Ensure schools and districts do not have attendance, homework, and credit-earning polices that create barriers to full school engagement for students experiencing homelessness. Challenges caused by homelessness may prevent students from being able to submit assignments when they are due or to meet policies that exist around attendance. Policies that result in suspensions may add to the disproportionate numbers identified in this report. Schools and districts should review and modify policies that create additional barriers to full school engagement for students experiencing homelessness. District policies around credit earning options could leverage the flexibility inherent in the Michigan Merit Curriculum legislation, including the use of personal curriculum, to help teachers, schools, and districts meet homeless students’ needs. Improvements in these areas would not only help homeless students succeed but would also prevent classroom tensions and stress that may lead to behavioral issues.

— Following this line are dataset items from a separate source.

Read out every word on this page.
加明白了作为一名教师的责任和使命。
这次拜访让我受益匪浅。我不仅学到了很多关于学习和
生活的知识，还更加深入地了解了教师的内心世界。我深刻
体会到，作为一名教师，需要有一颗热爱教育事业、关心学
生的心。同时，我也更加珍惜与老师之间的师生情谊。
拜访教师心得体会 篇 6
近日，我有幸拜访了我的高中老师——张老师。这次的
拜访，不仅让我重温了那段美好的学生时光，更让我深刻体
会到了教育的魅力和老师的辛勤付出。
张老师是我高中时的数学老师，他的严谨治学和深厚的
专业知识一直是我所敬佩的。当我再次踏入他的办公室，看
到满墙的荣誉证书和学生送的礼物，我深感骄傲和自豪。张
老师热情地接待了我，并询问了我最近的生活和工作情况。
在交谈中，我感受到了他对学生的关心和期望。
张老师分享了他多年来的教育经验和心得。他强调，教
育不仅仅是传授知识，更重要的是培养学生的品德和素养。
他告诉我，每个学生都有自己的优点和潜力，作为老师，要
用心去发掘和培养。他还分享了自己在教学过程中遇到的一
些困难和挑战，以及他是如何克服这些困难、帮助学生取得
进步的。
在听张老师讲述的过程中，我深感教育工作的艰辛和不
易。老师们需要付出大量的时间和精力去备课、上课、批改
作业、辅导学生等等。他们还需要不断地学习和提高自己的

Leverage American Rescue Plan Elementary and Secondary School Emergency Relief (ARP ESSER) funding to train specific individuals for emergencies or high-conflict interactions to provide de-escalation in schools. Given the complexity of homeless-induced trauma, it is critical to have trained individuals onsite to help remedy dire situations. Chicago has introduced Social-Emotional Learning Specialists, who assist school staff in behavior management and social-emotional development, regularly check suspension
data in schools, and follow up if data are concerning. This would support and expand upon the state’s existing work on social emotional learning.
Expand programs and funding that increase mindfulness and mental health supports and infrastructure in schools, and ensure students who have experienced homelessness are able to participate in program activities. Ensuring that
students who have experienced homelessness have access to mindfulness and other mental health supports is of particular importance because homelessness is linked to higher rates of depression and anxiety, both of which have been associated with an increased risk of disciplinary action.
Incorporate training on school discipline, trauma, and homelessness into the credentialing process for homeless liaisons and continuing education credentials for school administrators. Presently, a lack of awareness about homelessness and its mental
health impacts is a barrier to ensuring students who have experienced homeless are connected to appropriate supports. Providing training to both frontline liaisons and school administrators would promote the development of a positive school culture and climate that embraces mental health and socialmotional learning as a key part of education.